相変わらず“輸出規制”を徴用工のせいにする韓国

【2部:誰も揺るがすことのできない国】

 2部は、2019年7月に始まった日本による韓国への“輸出規制”、2020年からの新型コロナウイルスによるパンデミック、不況にあえいでいた造船海運業、気候危機による世界経済パラダイムの変化など、絶えず訪れる危機に対応した文政権の経済政策を再証明することがテーマとなっている。

 日本にまつわるエピソードでいうと、2019年に大阪で開かれた20カ国・地域(G20)首脳会議の場で、安倍晋三首相(当時)が「自由、公正、無差別な貿易体制を維持・強化するための強いメッセージを打ち出さなければならない」と述べたわずか2日後に、日本が韓国に対し輸出管理に乗り出したとあった。

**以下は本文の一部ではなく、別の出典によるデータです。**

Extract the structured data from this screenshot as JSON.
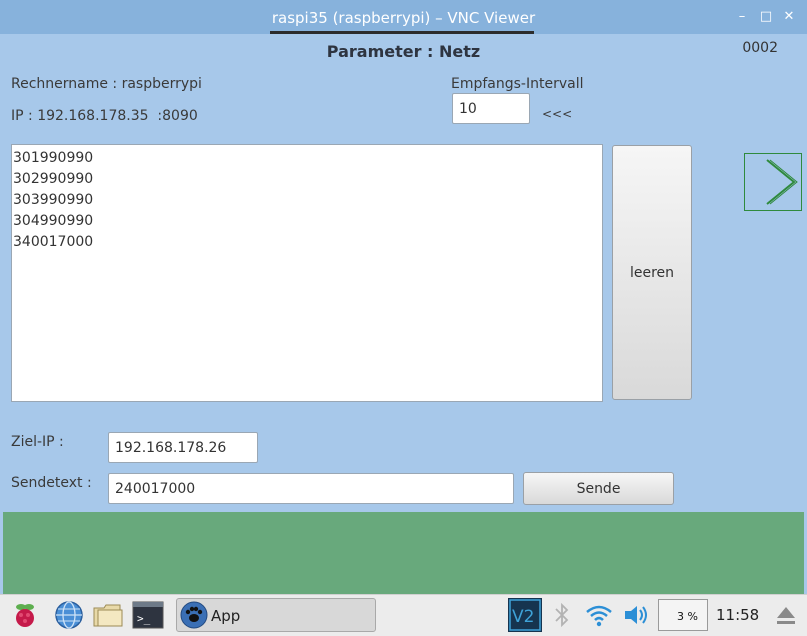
{
  "window": {
    "title": "raspi35 (raspberrypi) – VNC Viewer"
  },
  "page": {
    "heading": "Parameter : Netz",
    "counter": "0002",
    "computer_label": "Rechnername : raspberrypi",
    "ip_label": "IP : 192.168.178.35  :8090",
    "interval_label": "Empfangs-Intervall",
    "interval_value": "10",
    "interval_hint": "<<<",
    "received_lines": [
      "301990990",
      "302990990",
      "303990990",
      "304990990",
      "340017000"
    ],
    "clear_button": "leeren",
    "target_ip_label": "Ziel-IP :",
    "target_ip_value": "192.168.178.26",
    "send_text_label": "Sendetext :",
    "send_text_value": "240017000",
    "send_button": "Sende"
  },
  "taskbar": {
    "app_label": "App",
    "cpu": "3 %",
    "clock": "11:58"
  },
  "colors": {
    "titlebar": "#87b2dc",
    "background": "#a7c8ea",
    "panel_green": "#68a97c",
    "next_outline": "#2f8a3d"
  }
}
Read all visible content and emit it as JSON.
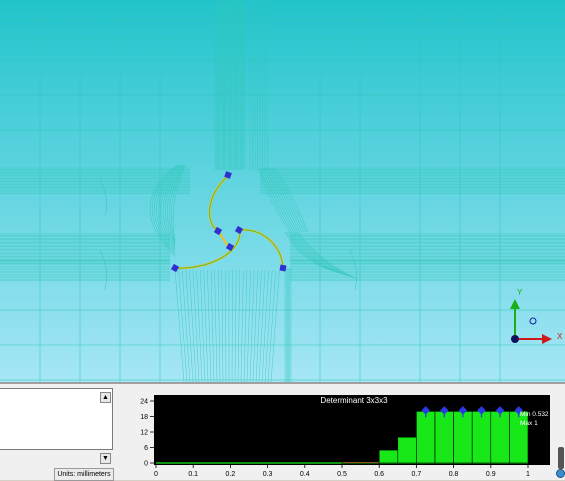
{
  "viewport": {
    "background_top": "#20c0c8",
    "background_bottom": "#a8e4f4",
    "mesh_color": "#2fc6b8",
    "curve_color": "#f0c020",
    "handle_color": "#3030d0",
    "triad": {
      "y_label": "Y",
      "x_label": "X",
      "y_color": "#18b018",
      "x_color": "#d01818",
      "origin_color": "#101060"
    }
  },
  "bottom_panel": {
    "units_label": "Units: millimeters",
    "scroll_up_icon": "▲",
    "scroll_down_icon": "▼"
  },
  "chart_data": {
    "type": "bar",
    "title": "Determinant 3x3x3",
    "min_label": "Min 0.532",
    "max_label": "Max 1",
    "x_ticks": [
      "0",
      "0.1",
      "0.2",
      "0.3",
      "0.4",
      "0.5",
      "0.6",
      "0.7",
      "0.8",
      "0.9",
      "1"
    ],
    "y_ticks": [
      "0",
      "6",
      "12",
      "18",
      "24"
    ],
    "xlim": [
      0,
      1
    ],
    "ylim": [
      0,
      24
    ],
    "bar_color": "#18e818",
    "bins": [
      {
        "x0": 0.0,
        "x1": 0.5,
        "value": 0
      },
      {
        "x0": 0.5,
        "x1": 0.6,
        "value": 0.5
      },
      {
        "x0": 0.6,
        "x1": 0.65,
        "value": 5
      },
      {
        "x0": 0.65,
        "x1": 0.7,
        "value": 10
      },
      {
        "x0": 0.7,
        "x1": 0.75,
        "value": 20
      },
      {
        "x0": 0.75,
        "x1": 0.8,
        "value": 20
      },
      {
        "x0": 0.8,
        "x1": 0.85,
        "value": 20
      },
      {
        "x0": 0.85,
        "x1": 0.9,
        "value": 20
      },
      {
        "x0": 0.9,
        "x1": 0.95,
        "value": 20
      },
      {
        "x0": 0.95,
        "x1": 1.0,
        "value": 20
      }
    ],
    "markers": [
      0.725,
      0.775,
      0.825,
      0.875,
      0.925,
      0.975
    ],
    "marker_value": 20
  }
}
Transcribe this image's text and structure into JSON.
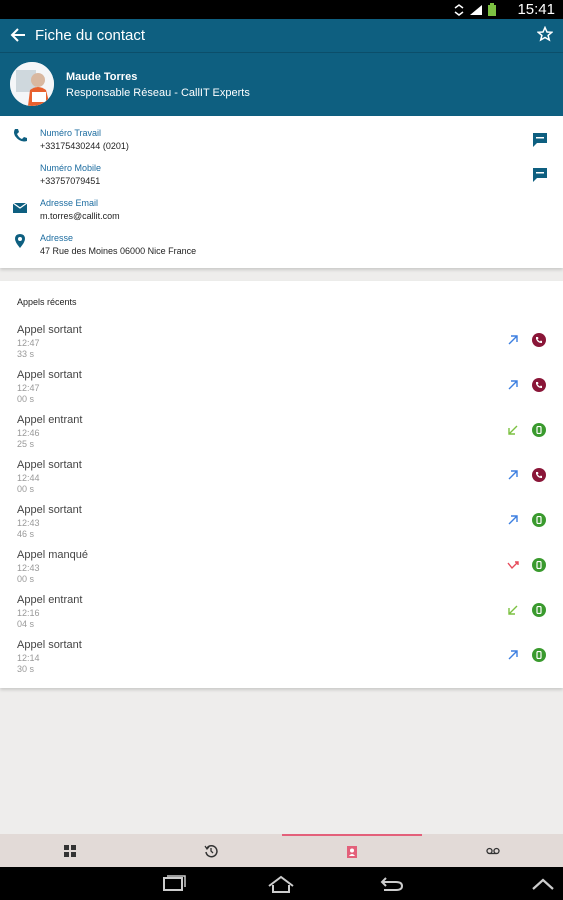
{
  "status_bar": {
    "time": "15:41",
    "icons": [
      "sync-icon",
      "signal-icon",
      "battery-icon"
    ]
  },
  "app_bar": {
    "title": "Fiche du contact",
    "back_icon": "arrow-left-icon",
    "star_icon": "star-outline-icon"
  },
  "contact": {
    "name": "Maude Torres",
    "role": "Responsable Réseau - CallIT Experts"
  },
  "info": {
    "work_label": "Numéro Travail",
    "work_value": "+33175430244 (0201)",
    "mobile_label": "Numéro Mobile",
    "mobile_value": "+33757079451",
    "email_label": "Adresse Email",
    "email_value": "m.torres@callit.com",
    "address_label": "Adresse",
    "address_value": "47 Rue des Moines 06000 Nice France"
  },
  "recent_calls": {
    "title": "Appels récents",
    "items": [
      {
        "type": "Appel sortant",
        "time": "12:47",
        "duration": "33 s",
        "direction": "outgoing",
        "status": "hangup"
      },
      {
        "type": "Appel sortant",
        "time": "12:47",
        "duration": "00 s",
        "direction": "outgoing",
        "status": "hangup"
      },
      {
        "type": "Appel entrant",
        "time": "12:46",
        "duration": "25 s",
        "direction": "incoming",
        "status": "answered"
      },
      {
        "type": "Appel sortant",
        "time": "12:44",
        "duration": "00 s",
        "direction": "outgoing",
        "status": "hangup"
      },
      {
        "type": "Appel sortant",
        "time": "12:43",
        "duration": "46 s",
        "direction": "outgoing",
        "status": "answered"
      },
      {
        "type": "Appel manqué",
        "time": "12:43",
        "duration": "00 s",
        "direction": "missed",
        "status": "answered"
      },
      {
        "type": "Appel entrant",
        "time": "12:16",
        "duration": "04 s",
        "direction": "incoming",
        "status": "answered"
      },
      {
        "type": "Appel sortant",
        "time": "12:14",
        "duration": "30 s",
        "direction": "outgoing",
        "status": "answered"
      }
    ]
  },
  "tabs": [
    {
      "icon": "grid-icon",
      "active": false
    },
    {
      "icon": "history-icon",
      "active": false
    },
    {
      "icon": "contact-card-icon",
      "active": true
    },
    {
      "icon": "voicemail-icon",
      "active": false
    }
  ],
  "colors": {
    "primary": "#0e5f80",
    "outgoing_arrow": "#3d7fe0",
    "incoming_arrow": "#7cc142",
    "missed_arrow": "#e64a5a",
    "hangup": "#8a1638",
    "answered": "#3a9a2e",
    "tab_accent": "#e3607a"
  }
}
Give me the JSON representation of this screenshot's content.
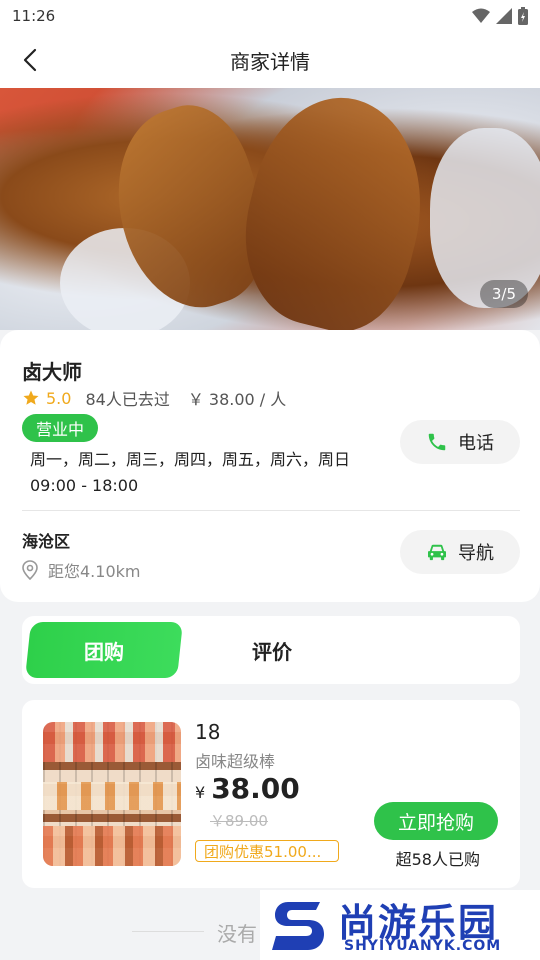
{
  "status_bar": {
    "time": "11:26"
  },
  "nav": {
    "title": "商家详情"
  },
  "hero": {
    "counter": "3/5"
  },
  "shop": {
    "name": "卤大师",
    "rating": "5.0",
    "visitors": "84人已去过",
    "price_per_person": "￥ 38.00 / 人",
    "status": "营业中",
    "days": "周一，周二，周三，周四，周五，周六，周日",
    "hours": "09:00 - 18:00",
    "district": "海沧区",
    "distance": "距您4.10km",
    "call_label": "电话",
    "navigate_label": "导航"
  },
  "tabs": {
    "active": "团购",
    "review": "评价"
  },
  "deal": {
    "quantity": "18",
    "name": "卤味超级棒",
    "currency": "¥",
    "price": "38.00",
    "original_price": "￥89.00",
    "discount": "团购优惠51.00...",
    "buy_label": "立即抢购",
    "sold": "超58人已购"
  },
  "footer": {
    "text": "没有"
  },
  "watermark": {
    "title": "尚游乐园",
    "url": "SHYIYUANYK.COM"
  },
  "colors": {
    "accent": "#2fc24a",
    "star": "#f0a91c",
    "watermark": "#1f3fb4"
  }
}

 G20に参加した韓国政府の元産業政策秘書官らは、「日本はホスト国で、各国に平等に対応していたから前兆を感じなかった」と述べ、2日後に態度を豹変させたことについては「日本の奇襲だ」と語った。自国の輸出管理体制の不備については一切触れず、ここでもやはり「徴用工判決の報復として輸出規制に乗り出した」と紹介されていた。

 青瓦台の関係者は、「日本が輸出規制した品目を韓国は国産化させることに成功した」「規制により韓国の発展速度が速くなった。日本は尻尾を巻いている状態だ」とドキュメンタリー内で述べている。

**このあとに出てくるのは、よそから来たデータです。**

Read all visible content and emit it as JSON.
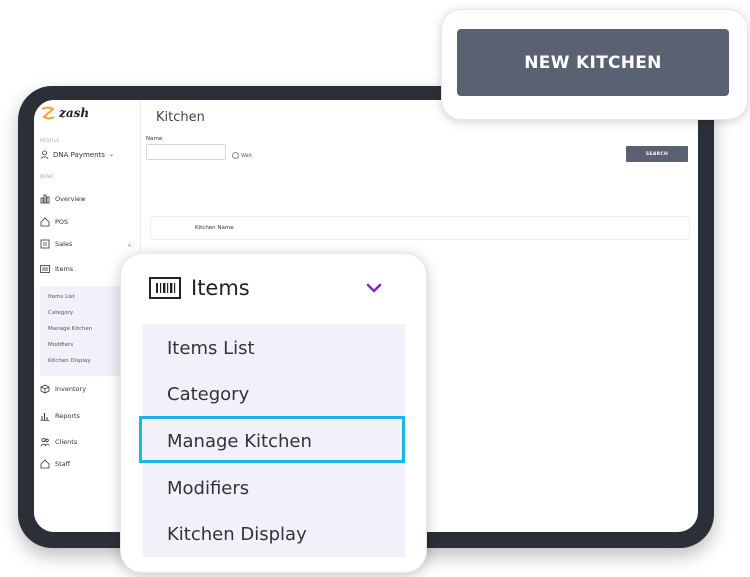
{
  "brand": {
    "name": "zash"
  },
  "sidebar": {
    "profile_label": "PROFILE",
    "account": "DNA Payments",
    "menu_label": "MENU",
    "items": [
      {
        "label": "Overview",
        "icon": "overview-icon"
      },
      {
        "label": "POS",
        "icon": "home-icon"
      },
      {
        "label": "Sales",
        "icon": "sales-icon"
      },
      {
        "label": "Items",
        "icon": "barcode-icon"
      },
      {
        "label": "Inventory",
        "icon": "box-icon"
      },
      {
        "label": "Reports",
        "icon": "chart-icon"
      },
      {
        "label": "Clients",
        "icon": "clients-icon"
      },
      {
        "label": "Staff",
        "icon": "home-icon"
      }
    ],
    "submenu": [
      "Items List",
      "Category",
      "Manage Kitchen",
      "Modifiers",
      "Kitchen Display"
    ]
  },
  "main": {
    "title": "Kitchen",
    "filter": {
      "name_label": "Name",
      "radio_label": "Wait"
    },
    "search_button": "SEARCH",
    "table": {
      "columns": [
        "Kitchen Name"
      ]
    }
  },
  "callout_new_kitchen": {
    "label": "NEW KITCHEN"
  },
  "callout_items": {
    "title": "Items",
    "options": [
      "Items List",
      "Category",
      "Manage Kitchen",
      "Modifiers",
      "Kitchen Display"
    ],
    "highlighted": "Manage Kitchen"
  },
  "colors": {
    "accent": "#7b2fbe",
    "highlight": "#18b7e8",
    "button": "#5a6173",
    "submenu_bg": "#f3f0fa"
  }
}
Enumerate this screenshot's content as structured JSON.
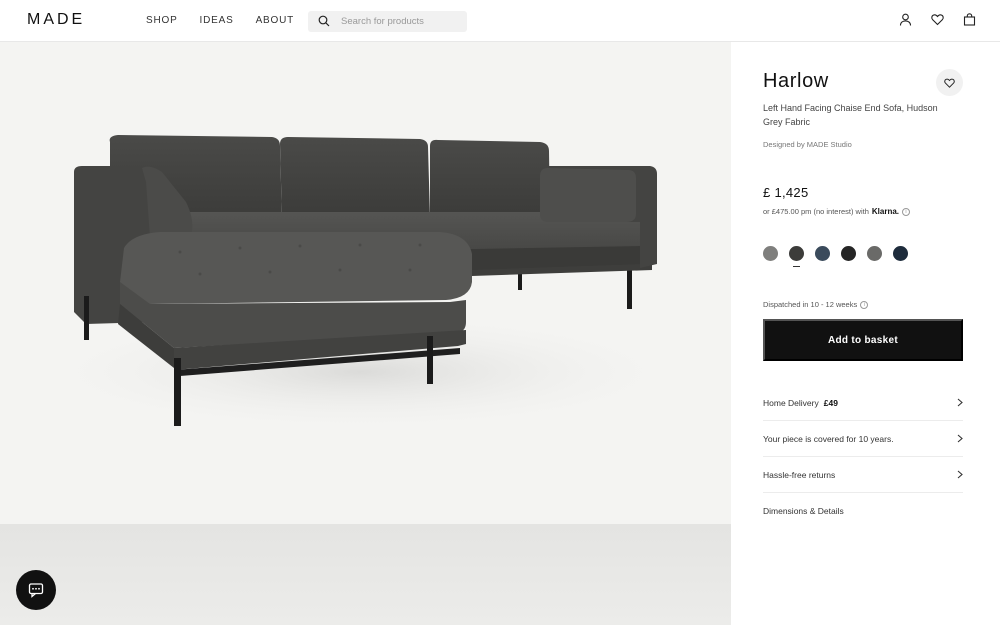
{
  "header": {
    "logo": "MADE",
    "nav": [
      "SHOP",
      "IDEAS",
      "ABOUT"
    ],
    "search_placeholder": "Search for products"
  },
  "product": {
    "title": "Harlow",
    "subtitle": "Left Hand Facing Chaise End Sofa, Hudson Grey Fabric",
    "designer": "Designed by MADE Studio",
    "price": "£ 1,425",
    "finance_prefix": "or £475.00 pm (no interest) with",
    "finance_brand": "Klarna.",
    "dispatch": "Dispatched in 10 - 12 weeks",
    "add_to_basket": "Add to basket",
    "swatches": [
      {
        "name": "light-grey",
        "color": "#7f7f7d"
      },
      {
        "name": "hudson-grey",
        "color": "#3c3c3a",
        "selected": true
      },
      {
        "name": "denim-blue",
        "color": "#3b4b5c"
      },
      {
        "name": "black",
        "color": "#262626"
      },
      {
        "name": "mid-grey",
        "color": "#6a6a68"
      },
      {
        "name": "navy",
        "color": "#1e2c3c"
      }
    ]
  },
  "rows": [
    {
      "label": "Home Delivery",
      "value": "£49"
    },
    {
      "label": "Your piece is covered for 10 years.",
      "value": ""
    },
    {
      "label": "Hassle-free returns",
      "value": ""
    },
    {
      "label": "Dimensions & Details",
      "value": ""
    }
  ],
  "colors": {
    "sofa_fabric": "#4a4a48",
    "button_bg": "#111111",
    "gallery_bg": "#f4f4f2"
  }
}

 造船海運業については、人員を削減するなどして不況に耐えたことをアピールしているが、現在はそれが裏目となって受注増に対応できていない。新型コロナウイルス対策に至っては、政府が対応しきれずに自慢の「K防疫」が崩壊した。文政権の特徴として、初期対応は比較的成果をあげるものの、持続効果がない。

 2部は「今後は誰にも大韓民国を揺るがすことができない」という文大統領の言葉で締め括られているが、果たしてそうだろうか。韓国は経済状況が不安定だし、民主国家との関係性が文政権によって脆弱となった。早いうちにこれら問題を改善しなければ、他人が揺るがす前に、自らが国家を揺るがしかねない。